Historic church in Nevada, United States

Trinity Episcopal Cathedral, located in Reno, Nevada, United States, is the seat of the Diocese of Nevada. The congregation was established in 1870, and they held their first services in a schoolhouse. By 1873 they were able to buy the lot on which the school stood, and in December 1875 they completed a new church. The parish bought the property the present church building is located on in the 1920s. Local architect Frederic DeLongchamps designed a new church building, and the congregation was able to complete the lower level of the church in 1929. This served all the parish's needs until the present church was completed in 1949.

The upper church was designed by John N. Tilton, then a professor at Cornell University. It was built on top of DeLongchamps' lower church.
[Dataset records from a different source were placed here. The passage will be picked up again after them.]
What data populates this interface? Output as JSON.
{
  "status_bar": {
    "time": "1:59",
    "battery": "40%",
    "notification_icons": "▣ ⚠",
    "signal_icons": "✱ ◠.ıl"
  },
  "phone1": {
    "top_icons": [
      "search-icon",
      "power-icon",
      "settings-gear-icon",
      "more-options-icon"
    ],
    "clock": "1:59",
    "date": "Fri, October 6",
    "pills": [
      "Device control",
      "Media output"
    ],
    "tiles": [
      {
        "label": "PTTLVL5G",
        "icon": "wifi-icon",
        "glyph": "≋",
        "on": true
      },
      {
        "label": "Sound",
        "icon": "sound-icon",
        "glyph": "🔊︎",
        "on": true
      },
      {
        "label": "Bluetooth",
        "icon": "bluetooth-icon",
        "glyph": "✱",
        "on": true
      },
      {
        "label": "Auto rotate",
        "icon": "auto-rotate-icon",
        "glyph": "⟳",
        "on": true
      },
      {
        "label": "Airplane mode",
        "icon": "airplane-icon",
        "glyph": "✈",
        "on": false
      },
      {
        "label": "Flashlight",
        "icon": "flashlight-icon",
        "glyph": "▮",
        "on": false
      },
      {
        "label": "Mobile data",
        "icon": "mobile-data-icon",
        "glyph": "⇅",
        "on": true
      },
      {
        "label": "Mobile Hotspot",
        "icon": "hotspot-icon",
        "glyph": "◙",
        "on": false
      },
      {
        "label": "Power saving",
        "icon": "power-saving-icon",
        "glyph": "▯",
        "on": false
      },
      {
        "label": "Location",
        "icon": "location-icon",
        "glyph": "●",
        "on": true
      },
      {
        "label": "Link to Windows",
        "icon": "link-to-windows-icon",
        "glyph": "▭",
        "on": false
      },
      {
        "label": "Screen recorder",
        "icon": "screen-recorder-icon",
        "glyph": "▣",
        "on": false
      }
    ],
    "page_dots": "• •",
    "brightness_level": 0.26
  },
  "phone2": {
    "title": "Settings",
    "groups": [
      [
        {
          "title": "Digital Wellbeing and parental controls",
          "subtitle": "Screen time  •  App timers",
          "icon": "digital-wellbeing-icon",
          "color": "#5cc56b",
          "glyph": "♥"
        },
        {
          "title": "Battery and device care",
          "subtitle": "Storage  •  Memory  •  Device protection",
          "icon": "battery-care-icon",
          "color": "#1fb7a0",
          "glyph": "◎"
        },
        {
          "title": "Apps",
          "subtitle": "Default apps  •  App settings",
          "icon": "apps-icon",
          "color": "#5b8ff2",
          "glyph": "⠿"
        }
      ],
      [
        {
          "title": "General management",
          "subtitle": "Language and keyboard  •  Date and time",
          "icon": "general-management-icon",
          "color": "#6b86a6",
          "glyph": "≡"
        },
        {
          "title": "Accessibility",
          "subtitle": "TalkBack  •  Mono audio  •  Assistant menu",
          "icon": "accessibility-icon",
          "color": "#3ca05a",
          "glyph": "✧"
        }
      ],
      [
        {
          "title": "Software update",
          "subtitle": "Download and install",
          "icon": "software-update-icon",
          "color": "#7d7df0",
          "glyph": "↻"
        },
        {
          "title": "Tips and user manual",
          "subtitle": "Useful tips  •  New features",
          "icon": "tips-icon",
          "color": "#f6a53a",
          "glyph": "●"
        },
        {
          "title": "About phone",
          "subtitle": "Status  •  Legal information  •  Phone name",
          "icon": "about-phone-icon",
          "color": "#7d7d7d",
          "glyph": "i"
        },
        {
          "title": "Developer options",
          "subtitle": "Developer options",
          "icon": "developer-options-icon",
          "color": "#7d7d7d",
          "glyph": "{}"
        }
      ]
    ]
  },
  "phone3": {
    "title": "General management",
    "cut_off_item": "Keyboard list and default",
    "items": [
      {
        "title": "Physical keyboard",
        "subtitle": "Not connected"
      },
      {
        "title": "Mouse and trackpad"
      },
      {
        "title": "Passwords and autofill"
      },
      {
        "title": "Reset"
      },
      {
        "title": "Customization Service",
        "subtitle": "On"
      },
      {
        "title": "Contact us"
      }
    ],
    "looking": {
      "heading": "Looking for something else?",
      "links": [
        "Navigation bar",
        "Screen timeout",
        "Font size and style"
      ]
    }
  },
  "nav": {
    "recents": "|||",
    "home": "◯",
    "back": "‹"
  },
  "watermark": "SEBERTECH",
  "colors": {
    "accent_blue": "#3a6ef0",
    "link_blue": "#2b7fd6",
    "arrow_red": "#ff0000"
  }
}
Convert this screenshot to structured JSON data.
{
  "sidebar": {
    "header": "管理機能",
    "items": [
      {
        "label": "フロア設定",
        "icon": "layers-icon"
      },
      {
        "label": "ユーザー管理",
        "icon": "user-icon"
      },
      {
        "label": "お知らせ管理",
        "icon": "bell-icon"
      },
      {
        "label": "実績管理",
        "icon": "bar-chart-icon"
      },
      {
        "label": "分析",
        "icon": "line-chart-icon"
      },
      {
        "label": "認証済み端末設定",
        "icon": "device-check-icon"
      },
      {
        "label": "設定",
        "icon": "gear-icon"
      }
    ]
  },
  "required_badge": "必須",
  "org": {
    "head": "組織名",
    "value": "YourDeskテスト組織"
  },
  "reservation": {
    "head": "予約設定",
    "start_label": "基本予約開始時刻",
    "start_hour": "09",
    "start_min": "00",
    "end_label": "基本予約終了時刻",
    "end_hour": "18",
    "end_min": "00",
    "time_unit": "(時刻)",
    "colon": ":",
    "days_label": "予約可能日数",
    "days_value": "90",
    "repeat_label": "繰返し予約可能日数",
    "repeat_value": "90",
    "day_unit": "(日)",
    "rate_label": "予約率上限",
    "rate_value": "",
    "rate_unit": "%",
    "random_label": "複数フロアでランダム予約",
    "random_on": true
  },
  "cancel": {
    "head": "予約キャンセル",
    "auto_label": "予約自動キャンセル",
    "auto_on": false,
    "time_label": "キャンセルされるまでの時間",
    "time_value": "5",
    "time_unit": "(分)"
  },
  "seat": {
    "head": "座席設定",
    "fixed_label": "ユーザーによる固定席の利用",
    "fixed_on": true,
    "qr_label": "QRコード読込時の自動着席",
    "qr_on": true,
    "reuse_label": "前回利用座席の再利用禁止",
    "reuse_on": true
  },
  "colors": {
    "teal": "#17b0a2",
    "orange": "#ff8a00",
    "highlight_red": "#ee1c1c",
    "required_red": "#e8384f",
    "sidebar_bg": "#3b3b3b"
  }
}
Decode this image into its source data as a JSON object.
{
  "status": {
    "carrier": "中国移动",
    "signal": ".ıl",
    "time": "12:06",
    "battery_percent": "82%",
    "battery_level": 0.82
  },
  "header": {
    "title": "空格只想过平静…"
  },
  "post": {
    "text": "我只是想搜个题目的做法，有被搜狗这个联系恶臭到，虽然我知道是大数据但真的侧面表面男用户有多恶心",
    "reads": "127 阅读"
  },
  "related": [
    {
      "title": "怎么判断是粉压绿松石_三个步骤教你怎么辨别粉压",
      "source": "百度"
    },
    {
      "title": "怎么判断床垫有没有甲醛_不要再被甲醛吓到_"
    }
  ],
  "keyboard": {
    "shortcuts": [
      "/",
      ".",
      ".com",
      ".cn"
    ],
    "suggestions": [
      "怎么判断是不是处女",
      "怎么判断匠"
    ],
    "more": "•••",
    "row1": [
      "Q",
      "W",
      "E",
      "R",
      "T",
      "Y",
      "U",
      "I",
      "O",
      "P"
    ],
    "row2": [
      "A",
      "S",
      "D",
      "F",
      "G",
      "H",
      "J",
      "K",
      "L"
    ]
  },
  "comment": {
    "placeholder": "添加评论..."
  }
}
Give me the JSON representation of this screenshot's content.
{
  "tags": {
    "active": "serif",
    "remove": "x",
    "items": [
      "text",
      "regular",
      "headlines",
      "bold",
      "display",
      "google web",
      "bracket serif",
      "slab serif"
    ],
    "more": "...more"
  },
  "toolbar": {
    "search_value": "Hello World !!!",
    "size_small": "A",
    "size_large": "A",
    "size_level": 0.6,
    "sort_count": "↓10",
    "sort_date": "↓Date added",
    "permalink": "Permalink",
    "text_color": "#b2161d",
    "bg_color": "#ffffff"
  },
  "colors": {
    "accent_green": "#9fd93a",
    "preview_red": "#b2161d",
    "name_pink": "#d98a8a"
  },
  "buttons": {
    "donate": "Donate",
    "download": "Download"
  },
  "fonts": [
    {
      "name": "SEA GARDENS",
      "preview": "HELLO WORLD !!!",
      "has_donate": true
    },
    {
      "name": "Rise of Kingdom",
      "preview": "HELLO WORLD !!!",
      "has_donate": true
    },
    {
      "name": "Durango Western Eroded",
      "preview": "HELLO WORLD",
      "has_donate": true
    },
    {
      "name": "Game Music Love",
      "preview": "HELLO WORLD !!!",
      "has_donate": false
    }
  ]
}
The Parish House was designed by another local architect, Edward Parsons, and it was completed in 1958. The 32-bell carillon was placed in the tower in 1972. The 37-rank Casavant Frères pipe organ, Opus 3778, was dedicated in 1999. It features 2,177 individual pipes, and it is one of the largest instruments in Nevada.

Trinity Church became the cathedral for the Diocese of Nevada in 2016. In 2020 it was listed on the National Register of Historic Places.

In 2020, it reported 920 members, 257 average Sunday attendance (ASA), and $657,216 in plate and pledge financial support. In 2023, the church reported 606 members; it reported 206 members. No membership statistics were reported in 2024 national parochial reports.